Parameter Description Supported input types
LOCATION The name of a location object that contains the Amazon S3 URL and credentials. Firebolt recommends using LOCATION to store credentials for authentication. See CREATE LOCATION for details. IDENTIFIER
URL The location of the Amazon S3 bucket containing your files. The expected format is s3://{bucket_name}/{full_file_path_glob_pattern}. TEXT
AWS_ACCESS_KEY_ID The AWS access key ID. TEXT
AWS_SECRET_ACCESS_KEY The AWS secret access key. TEXT
AWS_SESSION_TOKEN The AWS session token. TEXT
AWS_ROLE_ARN The AWS role ARN. TEXT
AWS_ROLE_EXTERNAL_ID The AWS role external ID. TEXT
  • When using static credentials:
    • The URL can be passed as either the first positional parameter or a named parameter
    • If you provide either AWS_ACCESS_KEY_ID or AWS_SECRET_ACCESS_KEY, you must provide both
    • Providing an AWS session token is optional
    • Credentials are not required for accessing public buckets

Return Type

The result is a table with data from the Parquet files.
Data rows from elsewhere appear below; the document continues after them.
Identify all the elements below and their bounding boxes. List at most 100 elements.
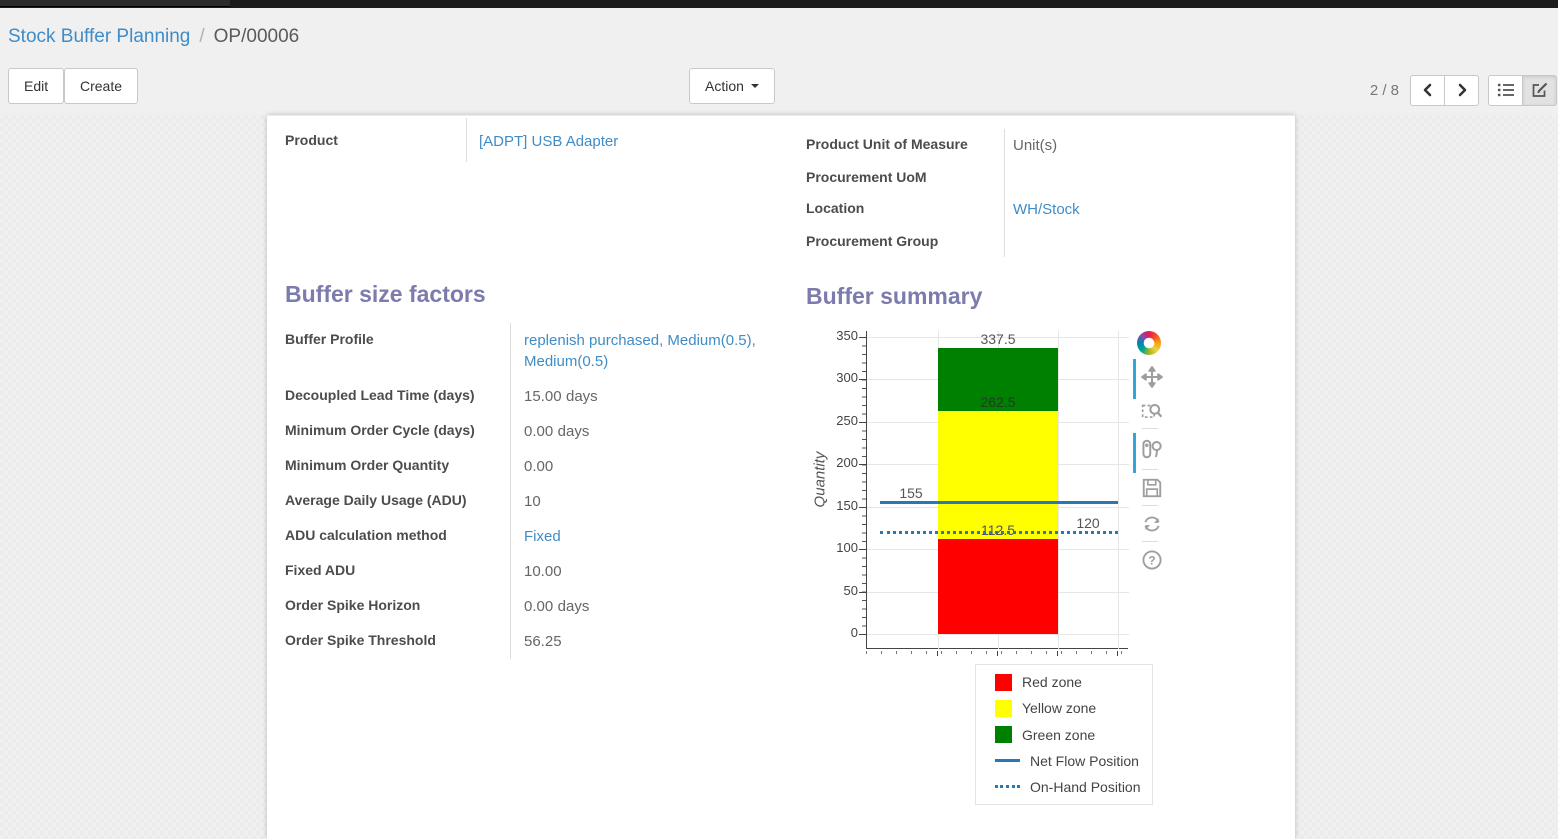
pan-icon	[1141, 366, 1163, 388]
field-number: 0.00	[524, 423, 553, 440]
moc-label: Minimum Order Cycle (days)	[285, 414, 510, 449]
chart-legend: Red zoneYellow zoneGreen zoneNet Flow Po…	[975, 664, 1153, 805]
buffer-summary-chart: Quantity 050100150200250300350 337.5262.…	[806, 311, 1295, 839]
pager-next-button[interactable]	[1444, 75, 1479, 106]
adu-method-link[interactable]: Fixed	[524, 528, 561, 545]
pager-value: 2 / 8	[1370, 82, 1399, 99]
buffer-profile-value: replenish purchased, Medium(0.5), Medium…	[510, 323, 767, 379]
top-menubar	[0, 0, 1558, 8]
y-tick-mark	[859, 549, 866, 550]
location-field-value: WH/Stock	[1004, 193, 1291, 226]
y-tick-mark	[859, 422, 866, 423]
active-tool-indicator	[1133, 433, 1136, 473]
form-field-row: Average Daily Usage (ADU) 10	[285, 484, 767, 519]
pager-previous-button[interactable]	[1410, 75, 1445, 106]
box-zoom-tool-button[interactable]	[1141, 400, 1163, 422]
y-tick-label: 100	[806, 540, 858, 555]
field-suffix: days	[566, 388, 598, 405]
zone-boundary-label: 112.5	[938, 522, 1058, 538]
legend-swatch	[995, 726, 1012, 743]
legend-swatch	[995, 759, 1020, 762]
product-field-label: Product	[285, 118, 466, 162]
buffer-profile-label: Buffer Profile	[285, 323, 510, 379]
caret-down-icon	[751, 84, 759, 88]
toolbar-separator	[1142, 541, 1158, 542]
form-view-button[interactable]	[1522, 75, 1557, 106]
hover-icon	[1141, 438, 1163, 460]
y-tick-mark	[859, 464, 866, 465]
x-tick-mark	[1117, 651, 1118, 656]
spike-threshold-label: Order Spike Threshold	[285, 624, 510, 659]
content-background: Product [ADPT] USB Adapter Product Unit …	[0, 115, 1558, 839]
edit-button[interactable]: Edit	[8, 68, 64, 104]
chevron-left-icon	[1421, 82, 1435, 98]
help-tool-button[interactable]: ?	[1141, 549, 1163, 571]
field-suffix: days	[558, 423, 590, 440]
pager-nav	[1410, 75, 1479, 106]
procurement-group-field-label: Procurement Group	[806, 226, 1004, 257]
field-number: 56.25	[524, 633, 562, 650]
product-link[interactable]: [ADPT] USB Adapter	[479, 133, 618, 150]
legend-label: On-Hand Position	[1030, 779, 1141, 795]
reset-tool-button[interactable]	[1141, 513, 1163, 535]
spike-horizon-label: Order Spike Horizon	[285, 589, 510, 624]
line-value-label: 155	[880, 485, 942, 501]
adu-value: 10	[510, 484, 767, 519]
spike-threshold-value: 56.25	[510, 624, 767, 659]
buffer-profile-link[interactable]: replenish purchased, Medium(0.5), Medium…	[524, 332, 756, 370]
moq-label: Minimum Order Quantity	[285, 449, 510, 484]
form-field-row: Order Spike Threshold 56.25	[285, 624, 767, 659]
field-number: 10	[524, 493, 541, 510]
form-field-row: Product [ADPT] USB Adapter	[285, 118, 785, 162]
location-link[interactable]: WH/Stock	[1013, 201, 1080, 218]
create-button[interactable]: Create	[64, 68, 138, 104]
moq-value: 0.00	[510, 449, 767, 484]
plot-area[interactable]: 337.5 262.5 112.5 155 120	[866, 331, 1128, 649]
form-field-row: Minimum Order Quantity 0.00	[285, 449, 767, 484]
list-view-button[interactable]	[1488, 75, 1523, 106]
y-tick-mark	[859, 592, 866, 593]
svg-text:?: ?	[1148, 553, 1155, 567]
spike-horizon-value: 0.00 days	[510, 589, 767, 624]
x-gridline	[1118, 331, 1119, 649]
toolbar-separator	[1142, 428, 1158, 429]
hover-tool-button[interactable]	[1141, 438, 1163, 460]
control-bar: Edit Create Action 2 / 8	[0, 65, 1558, 115]
bokeh-logo-icon[interactable]	[1137, 331, 1161, 355]
form-field-row: Procurement Group	[806, 226, 1291, 257]
pager: 2 / 8	[1370, 65, 1557, 115]
y-tick-mark	[859, 634, 866, 635]
x-gridline	[1058, 331, 1059, 649]
box-zoom-icon	[1141, 400, 1163, 422]
zone-boundary-label: 337.5	[938, 331, 1058, 347]
buffer-summary-title: Buffer summary	[806, 283, 982, 310]
action-dropdown-button[interactable]: Action	[689, 68, 775, 104]
legend-label: Green zone	[1022, 727, 1095, 743]
y-tick-label: 50	[806, 583, 858, 598]
y-tick-label: 350	[806, 328, 858, 343]
form-view-icon	[1531, 82, 1549, 98]
buffer-size-factors-title: Buffer size factors	[285, 281, 486, 308]
field-number: 10.00	[524, 563, 562, 580]
zone-boundary-label: 262.5	[938, 394, 1058, 410]
dlt-label: Decoupled Lead Time (days)	[285, 379, 510, 414]
chart-toolbar: ?	[1133, 331, 1175, 591]
form-field-row: ADU calculation method Fixed	[285, 519, 767, 554]
top-menubar-active-segment	[0, 0, 230, 7]
form-field-row: Minimum Order Cycle (days) 0.00 days	[285, 414, 767, 449]
line-value-label: 120	[1058, 515, 1118, 531]
save-tool-button[interactable]	[1141, 477, 1163, 499]
x-tick-mark	[937, 651, 938, 656]
legend-item: Yellow zone	[976, 695, 1152, 721]
breadcrumb-separator: /	[199, 26, 204, 48]
breadcrumb: Stock Buffer Planning / OP/00006	[0, 8, 1558, 65]
y-tick-label: 0	[806, 625, 858, 640]
view-switcher	[1488, 75, 1557, 106]
active-tool-indicator	[1133, 359, 1136, 399]
reset-icon	[1141, 513, 1163, 535]
breadcrumb-parent-link[interactable]: Stock Buffer Planning	[8, 26, 190, 48]
pan-tool-button[interactable]	[1141, 366, 1163, 388]
y-tick-mark	[859, 337, 866, 338]
legend-item: Red zone	[976, 669, 1152, 695]
legend-item: On-Hand Position	[976, 774, 1152, 800]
Columns are read and parsed using their inferred data types.

Best practice

Firebolt recommends using a LOCATION object to store credentials for authentication.

Examples

Example

The following code example reads the first 5 rows from a Parquet file using a LOCATION object to store credentials for authentication:

SELECT * 
FROM READ_PARQUET(
    LOCATION => my_location
) 
LIMIT 5;

Example

The following code example reads the first 5 rows from a Parquet file using static credentials for authentication:

SELECT * 
FROM READ_PARQUET(
    URL => 's3://firebolt-publishing-public/help_center_assets/firebolt_sample_dataset/playstats/TournamentID=92/cc2a2a0b4e8b4fb39abf20a956e7cc3e-0.parquet'
) 
LIMIT 5;

Returns

GameID PlayerID Timestamp SelectedCar CurrentLevel CurrentSpeed CurrentPlayTime CurrentScore Event ErrorCode
1 845 2022-10-27 13:36:33 Solara 1 0 0 0 Brake NoError
1 845 2022-10-27 13:36:33 Solara 1 339 0.9872 2 RightTurn GraphicsFreeze
1 845 2022-10-27 13:36:34 Solara 1 288 1.9744 20 Tilt NoError
1 845 2022-10-27 13:36:35 Solara 1 260 2.9616 53 Block TextNotFound
1 845 2022-10-27 13:36:36 Solara 1 196 3.9488 81 FullSpeed NoError

Using URL

  • The URL can be passed as either the first positional parameter or a named parameter. For example, the following two queries will both read the same file:
  • Credentials are optional.
SELECT * FROM READ_PARQUET('s3://firebolt-publishing-public/help_center_assets/firebolt_sample_dataset/playstats/TournamentID=92/cc2a2a0b4e8b4fb39abf20a956e7cc3e-0.parquet');
SELECT * FROM READ_PARQUET(URL => 's3://firebolt-publishing-public/help_center_assets/firebolt_sample_dataset/playstats/TournamentID=92/cc2a2a0b4e8b4fb39abf20a956e7cc3e-0.parquet');
  • The url can represent a single file or a glob pattern. If a glob pattern is used, all files matching the pattern will be read:
SELECT * FROM READ_PARQUET('s3://firebolt-publishing-public/help_center_assets/firebolt_sample_dataset/playstats/*.parquet')